Quand les anticorps de lamas attirent l’intérêt des chercheurs… 

À quelques jours d’intervalle ont été publiées deux études sur des anticorps de lamas, qui seraient capables d’ouvrir de nouvelles perspectives thérapeutiques pour la santé humaine. Les chercheurs s’intéressent de près aux nanocorps, des segments d’anticorps spécifiques de certaines espèces animales. 

 

Des nanocorps déjà étudiés pendant la pandémie de Covid-19

Les nanocorps, ou nano-anticorps, sont des types particuliers d’anticorps naturellement produits par le système immunitaire des camélidés (chameaux, lamas, alpagas, …). On les retrouve également chez certains poissons cartilagineux, comme les requins et les raies. En revanche, ils sont absents chez les humains. En 1989, des chercheurs belges découvrent par hasard chez ces animaux des anticorps particuliers, dépourvus des chaînes légères que l’on retrouve habituellement dans la structure des anticorps. 

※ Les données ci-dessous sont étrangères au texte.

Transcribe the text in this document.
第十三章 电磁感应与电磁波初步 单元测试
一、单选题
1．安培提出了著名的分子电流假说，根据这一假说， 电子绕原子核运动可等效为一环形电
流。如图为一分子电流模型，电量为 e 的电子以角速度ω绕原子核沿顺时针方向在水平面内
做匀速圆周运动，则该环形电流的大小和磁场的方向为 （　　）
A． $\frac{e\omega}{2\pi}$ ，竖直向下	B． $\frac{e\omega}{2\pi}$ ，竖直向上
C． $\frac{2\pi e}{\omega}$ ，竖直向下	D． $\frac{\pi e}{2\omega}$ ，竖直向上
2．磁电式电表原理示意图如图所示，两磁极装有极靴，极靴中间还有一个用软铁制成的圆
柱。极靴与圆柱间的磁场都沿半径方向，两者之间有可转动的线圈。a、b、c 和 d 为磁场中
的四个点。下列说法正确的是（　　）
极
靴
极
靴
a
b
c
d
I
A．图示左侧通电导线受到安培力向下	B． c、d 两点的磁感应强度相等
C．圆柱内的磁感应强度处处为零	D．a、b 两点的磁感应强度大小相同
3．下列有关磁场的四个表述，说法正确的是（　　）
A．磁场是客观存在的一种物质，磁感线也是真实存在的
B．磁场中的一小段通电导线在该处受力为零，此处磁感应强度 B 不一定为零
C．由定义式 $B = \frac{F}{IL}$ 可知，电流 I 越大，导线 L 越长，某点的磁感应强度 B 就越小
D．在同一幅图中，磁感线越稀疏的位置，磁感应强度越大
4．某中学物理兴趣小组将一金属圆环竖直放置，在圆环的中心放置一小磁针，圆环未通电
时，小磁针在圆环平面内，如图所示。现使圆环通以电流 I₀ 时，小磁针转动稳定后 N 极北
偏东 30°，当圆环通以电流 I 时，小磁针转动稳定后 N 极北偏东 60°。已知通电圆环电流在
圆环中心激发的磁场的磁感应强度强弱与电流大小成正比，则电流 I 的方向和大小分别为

À partir de ces protéines particulières, ils parviennent à produire des fragments dix fois plus petits qu’un anticorps habituel et les appellent des nanocorps (nanobodies). L’intérêt des nanocorps pour les chercheurs réside dans leur capacité à accéder à des zones jusque-là inaccessibles pour les anticorps de taille et de structure normales. 

Plus stables biochimiquement, moins coûteux à produire et plus faciles à développer, les nanocorps humanisés suscitent l’intérêt des chercheurs dans différents domaines. Ils ont par exemple fait l’objet de multiples études pour développer des vaccins contre la Covid-19, avant l’avènement des vaccins à ARNm. 

 

8 nanocorps pour un antivenin efficace contre 17 serpents parmi les plus dangereux

Récemment, deux nouvelles études ont été publiées sur les nanocorps, révélant leur intérêt dans des contextes très variables : 

  • une étude sur les traitements antivenins ;
  • une étude sur les maladies mentales, dont la schizophrénie. 

La première étude, publiée dans la célèbre revue Nature et menée par une équipe de recherche internationale, a permis la mise au point d’un nouveau traitement antivenin, efficace sur 17 des 18 serpents les plus dangereux d’Afrique subsaharienne. Les chercheurs ont utilisé la technique du phage display pour reproduire à grande échelle un cocktail de 8 nanocorps extraits de lamas exposés à différents venins. L’antivenin produit présente de multiples avantages par rapport aux solutions actuelles : 

  • La capacité à s’infiltrer dans l’ensemble des tissus potentiellement envenimés ;
  • Une meilleure tolérance immunitaire, et donc moins d’effets secondaires ;
  • Une réduction des nécroses tissulaires observées habituellement après une morsure de serpent, même après une administration tardive. 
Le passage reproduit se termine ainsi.